The test system used in this review is equipped with an AMD Ryzen 7 3700x CPU, MSI B550 GAMING PLUS motherboard, 16GB (8GB x 2) of Crucial Ballistix 3200 MHz DDR4 memory, Crucial P5 1TB SSD and a GIGABYTE GeForce GTX 1060 WINDFORCE OC 6G graphics card. For the operating system, I used the latest version of Windows 10 Pro.

To test the performance of Samsung's 980 SSD, I ran a series of benchmarks using CrystalDiskMark, HD Tach RW, ATTO Disk Benchmark, AS SSD, HD Tune Pro, Anvil's Storage Utilities, Iometer and PCMark. For comparison, I've also included test results from the Silicon Power UD70, Crucial P2, SK hynix Gold P31, Crucial P5, ADATA SWORDFISH, ADATA FALCON, Lexar NM610, Silicon Power P34A60, Patriot P300, Plextor M9PG Plus, Plextor M9PY Plus, ADATA XPG SX6000 Pro, Western Digital WD_BLACK SN750, Samsung 970 EVO Plus, ADATA XPG SX8200 Pro, Crucial P1, ADATA XPG SX8200, Western Digital WD_BLACK NVMe, Samsung 970 EVO, Samsung 970 PRO, Plextor M9Pe, Plextor M8Se, Patriot Hellfire, ADATA XPG SX8000, Samsung 960 PRO, Toshiba OCZ RD400, Samsung 950 PRO, Samsung 870 EVO, Samsung 870 QVO, Silicon Power PC60, SK hynix Gold S31, ADATA Ultimate SU750, Samsung 860 QVO, Samsung 860 PRO and Crucial MX500.

As I mentioned earlier, the 980 uses Samsung's Pablo controller chip. Looking at the screenshot above, you can see that it performs equally well with both incompressible (0%) and compressible (100%) data.

CrystalDiskMark 7.0.0:

First, I ran a few quick tests using CrystalDiskMark. This benchmark measures the performance of a storage device by testing its sequential and random read and write speeds. For this test, we're using the peak and real world profiles.

According to Samsung, the 1TB version of the 980 is capable of reading at 3,500 MB/s and writing at 3,000 MB/s. While the drive had no problems reaching its rated read speed, it came up a bit short in CrystalDiskMark's sequential write speed test.

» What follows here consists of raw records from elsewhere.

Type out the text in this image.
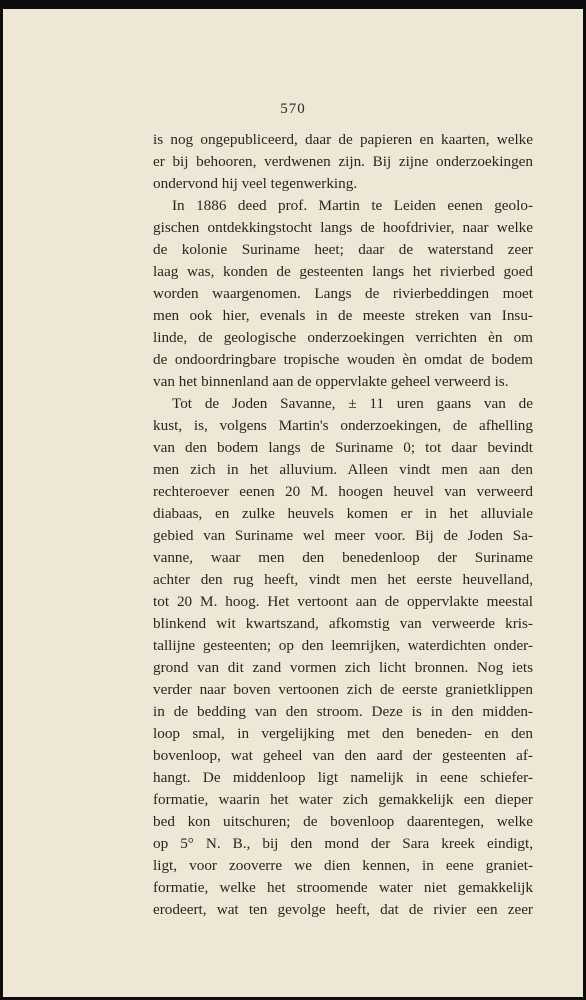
570
is nog ongepubliceerd, daar de papieren en kaarten, welke
er bij behooren, verdwenen zijn. Bij zijne onderzoekingen
ondervond hij veel tegenwerking.
In 1886 deed prof. Martin te Leiden eenen geolo-
gischen ontdekkingstocht langs de hoofdrivier, naar welke
de kolonie Suriname heet; daar de waterstand zeer
laag was, konden de gesteenten langs het rivierbed goed
worden waargenomen. Langs de rivierbeddingen moet
men ook hier, evenals in de meeste streken van Insu-
linde, de geologische onderzoekingen verrichten èn om
de ondoordringbare tropische wouden èn omdat de bodem
van het binnenland aan de oppervlakte geheel verweerd is.
Tot de Joden Savanne, ± 11 uren gaans van de
kust, is, volgens Martin's onderzoekingen, de afhelling
van den bodem langs de Suriname 0; tot daar bevindt
men zich in het alluvium. Alleen vindt men aan den
rechteroever eenen 20 M. hoogen heuvel van verweerd
diabaas, en zulke heuvels komen er in het alluviale
gebied van Suriname wel meer voor. Bij de Joden Sa-
vanne, waar men den benedenloop der Suriname
achter den rug heeft, vindt men het eerste heuvelland,
tot 20 M. hoog. Het vertoont aan de oppervlakte meestal
blinkend wit kwartszand, afkomstig van verweerde kris-
tallijne gesteenten; op den leemrijken, waterdichten onder-
grond van dit zand vormen zich licht bronnen. Nog iets
verder naar boven vertoonen zich de eerste granietklippen
in de bedding van den stroom. Deze is in den midden-
loop smal, in vergelijking met den beneden- en den
bovenloop, wat geheel van den aard der gesteenten af-
hangt. De middenloop ligt namelijk in eene schiefer-
formatie, waarin het water zich gemakkelijk een dieper
bed kon uitschuren; de bovenloop daarentegen, welke
op 5° N. B., bij den mond der Sara kreek eindigt,
ligt, voor zooverre we dien kennen, in eene graniet-
formatie, welke het stroomende water niet gemakkelijk
erodeert, wat ten gevolge heeft, dat de rivier een zeer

As you'd expect, the 980 wasn't nearly as fast when tested with the "real world" profile which uses a single thread and a much lower queue depth.  Nevertheless, it was still able to read at 2,324 MB/s and write at more than 2,652 MB/s.

HD Tach RW 3.0.4.0:

Next, I used HD Tach to test the 980's read, write and burst speeds as well as its random access time and CPU usage.

Looking at the screenshot above, you can see that the 980 had average read and write speeds of 1700.5 MB/s and 710.4 MB/s respectively, as well as a burst speed of 1413.9 MB/s. The screenshot also shows the transition from TurboWrite to what Samsung calls "After TurboWrite" speeds. The 980 starts writing at about 1600 MB/s and then drops to about 500 MB/s when the consecutive write operation exceeds the size of the SLC buffer.

ATTO Disk Benchmark 4.01:

I also used ATTO Disk Benchmark to test the 980's sequential read and write speeds. The tests are run using blocks ranging in size from 512B to 64 MB and the total length set to 256MB.

When tested with ATTO, the 980's read speeds topped out at about 3.31 GB/s and its write speeds at 2.62 GB/s.